Hindsight Labeling (ZigZag)

Hindsight Labeling (ZigZag Logic)

The data_labeler.py module is the "Teacher" of the Signal.Engine ecosystem. Unlike traditional labeling that simply looks at the next day's price (which is often noisy), this system uses a ZigZag Hindsight Algorithm to identify structural market turns.

By looking at historical data, the labeler identifies what a perfect trader should have done at any given moment. These "Golden Labels" are then used to pre-train the LSTM model during the Supervised Fine-Tuning (SFT) phase.

The Concept: Structural Labeling

Standard labeling (e.g., Price_Tomorrow > Price_Today) results in a dataset filled with market noise. Signal.Engine uses hindsight to find significant peaks and troughs.

Peak/Trough Detection: The algorithm scans historical OHLCV data to find points where the price reversed by a significant percentage (the "Deviation Threshold").
Action Assignment:
- Buy (2): Assigned to periods leading up to a major peak.
- Sell (0): Assigned to periods leading down to a major trough.
- Hold (1): Assigned to sideways or low-conviction price action.

Public Interface & Usage

The primary entry point is data_labeler.py.
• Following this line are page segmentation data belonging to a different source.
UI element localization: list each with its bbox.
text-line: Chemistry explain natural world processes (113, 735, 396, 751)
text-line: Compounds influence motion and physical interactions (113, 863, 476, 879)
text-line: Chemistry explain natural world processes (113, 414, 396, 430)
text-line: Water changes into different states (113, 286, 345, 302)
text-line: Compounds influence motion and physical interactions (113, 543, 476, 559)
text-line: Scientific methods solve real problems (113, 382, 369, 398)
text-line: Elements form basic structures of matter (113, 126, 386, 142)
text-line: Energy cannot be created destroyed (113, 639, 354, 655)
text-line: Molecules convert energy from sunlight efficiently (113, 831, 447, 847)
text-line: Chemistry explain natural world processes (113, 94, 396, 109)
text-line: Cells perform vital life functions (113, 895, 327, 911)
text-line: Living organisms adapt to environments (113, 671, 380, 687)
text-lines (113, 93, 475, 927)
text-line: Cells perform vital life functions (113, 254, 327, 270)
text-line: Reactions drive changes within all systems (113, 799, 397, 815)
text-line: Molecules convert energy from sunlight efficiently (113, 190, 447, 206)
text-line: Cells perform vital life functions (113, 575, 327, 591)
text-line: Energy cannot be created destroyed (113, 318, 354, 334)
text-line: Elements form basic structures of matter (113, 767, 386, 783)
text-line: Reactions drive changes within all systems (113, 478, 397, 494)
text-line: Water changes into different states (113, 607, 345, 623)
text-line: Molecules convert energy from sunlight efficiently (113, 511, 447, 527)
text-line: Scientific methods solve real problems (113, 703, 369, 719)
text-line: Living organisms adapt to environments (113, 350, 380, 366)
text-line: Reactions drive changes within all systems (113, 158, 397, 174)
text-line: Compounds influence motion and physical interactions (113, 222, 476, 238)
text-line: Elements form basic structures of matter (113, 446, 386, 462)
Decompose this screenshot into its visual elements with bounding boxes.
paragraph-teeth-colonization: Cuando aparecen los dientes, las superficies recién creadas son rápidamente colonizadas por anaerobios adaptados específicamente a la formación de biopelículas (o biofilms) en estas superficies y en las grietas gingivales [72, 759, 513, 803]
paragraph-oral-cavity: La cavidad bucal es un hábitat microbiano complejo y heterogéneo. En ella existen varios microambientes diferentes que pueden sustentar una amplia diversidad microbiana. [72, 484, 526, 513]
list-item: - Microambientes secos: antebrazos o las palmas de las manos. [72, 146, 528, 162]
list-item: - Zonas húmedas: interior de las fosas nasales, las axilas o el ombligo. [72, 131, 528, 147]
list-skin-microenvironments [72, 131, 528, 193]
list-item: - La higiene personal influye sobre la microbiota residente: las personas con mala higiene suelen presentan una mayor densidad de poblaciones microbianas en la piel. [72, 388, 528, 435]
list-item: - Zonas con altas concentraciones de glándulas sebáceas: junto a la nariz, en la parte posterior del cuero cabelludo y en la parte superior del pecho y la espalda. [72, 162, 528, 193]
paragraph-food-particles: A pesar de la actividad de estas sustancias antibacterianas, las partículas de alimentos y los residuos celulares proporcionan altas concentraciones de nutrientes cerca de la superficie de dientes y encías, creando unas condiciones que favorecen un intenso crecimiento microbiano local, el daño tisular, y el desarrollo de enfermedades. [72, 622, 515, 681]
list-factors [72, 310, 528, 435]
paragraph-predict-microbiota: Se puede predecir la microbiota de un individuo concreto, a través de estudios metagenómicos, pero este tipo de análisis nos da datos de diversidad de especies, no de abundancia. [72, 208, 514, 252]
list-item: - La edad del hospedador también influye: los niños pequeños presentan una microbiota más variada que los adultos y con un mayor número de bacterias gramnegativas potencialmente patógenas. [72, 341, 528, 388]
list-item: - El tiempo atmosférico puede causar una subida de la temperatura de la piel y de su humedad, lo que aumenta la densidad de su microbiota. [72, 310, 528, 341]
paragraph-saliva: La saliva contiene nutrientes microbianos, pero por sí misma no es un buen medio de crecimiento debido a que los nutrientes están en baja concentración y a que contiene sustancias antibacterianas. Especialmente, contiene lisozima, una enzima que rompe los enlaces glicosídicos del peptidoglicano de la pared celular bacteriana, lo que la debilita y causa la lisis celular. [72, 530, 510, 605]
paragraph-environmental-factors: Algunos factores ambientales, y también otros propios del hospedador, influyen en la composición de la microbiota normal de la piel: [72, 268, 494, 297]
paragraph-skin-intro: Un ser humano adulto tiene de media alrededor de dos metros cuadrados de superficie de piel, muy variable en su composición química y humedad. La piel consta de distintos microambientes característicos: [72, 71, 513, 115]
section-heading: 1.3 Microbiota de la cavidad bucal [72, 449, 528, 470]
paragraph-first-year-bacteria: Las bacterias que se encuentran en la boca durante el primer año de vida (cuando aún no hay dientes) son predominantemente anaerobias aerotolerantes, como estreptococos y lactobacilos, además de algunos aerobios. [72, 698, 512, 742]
It processes raw ticker data and generates a labeled CSV ready for model training.

Generating a Labeled Dataset

To generate labels for a specific ticker, run the module directly:

python -m src.data_labeler --symbol SBIN.NS --threshold 0.05

Arguments:

--symbol: The Yahoo Finance ticker (e.g., RELIANCE.NS, AAPL).
--threshold: The minimum percentage change required to define a new ZigZag trend (default: 0.03 or 3%).
--save_path: (Optional) Custom path for the resulting .csv or .pt file.

Data Output Format

The labeler produces a dataset where each timestamp is associated with a "Golden Action." This action represents the ground truth for what the agent should have predicted at that specific window in time.

| Timestamp | Close | RSI | ... | Golden_Label | | :--- | :--- | :--- | :--- | :--- | | 2023-01-01 | 2500.5 | 45.2 | ... | 2 (Buy) | | 2023-01-02 | 2510.2 | 48.1 | ... | 2 (Buy) | | 2023-05-10 | 2800.0 | 72.0 | ... | 0 (Sell) |

Integration with SFT

Once labels are generated, they are consumed by sft_dataset.py to create sliding window sequences (default: 50 candles).

Teacher Forcing: During train_sft.py, the model is penalized if its prediction deviates from these ZigZag labels.
Common Sense: This ensures the agent learns basic "Common Sense" trend-following (e.g., "Don't buy at the very top of a 20% vertical move") before it ever enters the Reinforcement Learning environment.

Internal Configuration

While the logic is automated, the "sensitivity" of the hindsight can be adjusted in the code via the following parameters (found in src/data_labeler.py):

min_pivot_dist: The minimum number of candles between two structural pivots.
neutral_buffer: A volatility-based filter that converts low-confidence Buy/Sell signals into Neutral (1) to prevent the model from over-trading in flat markets.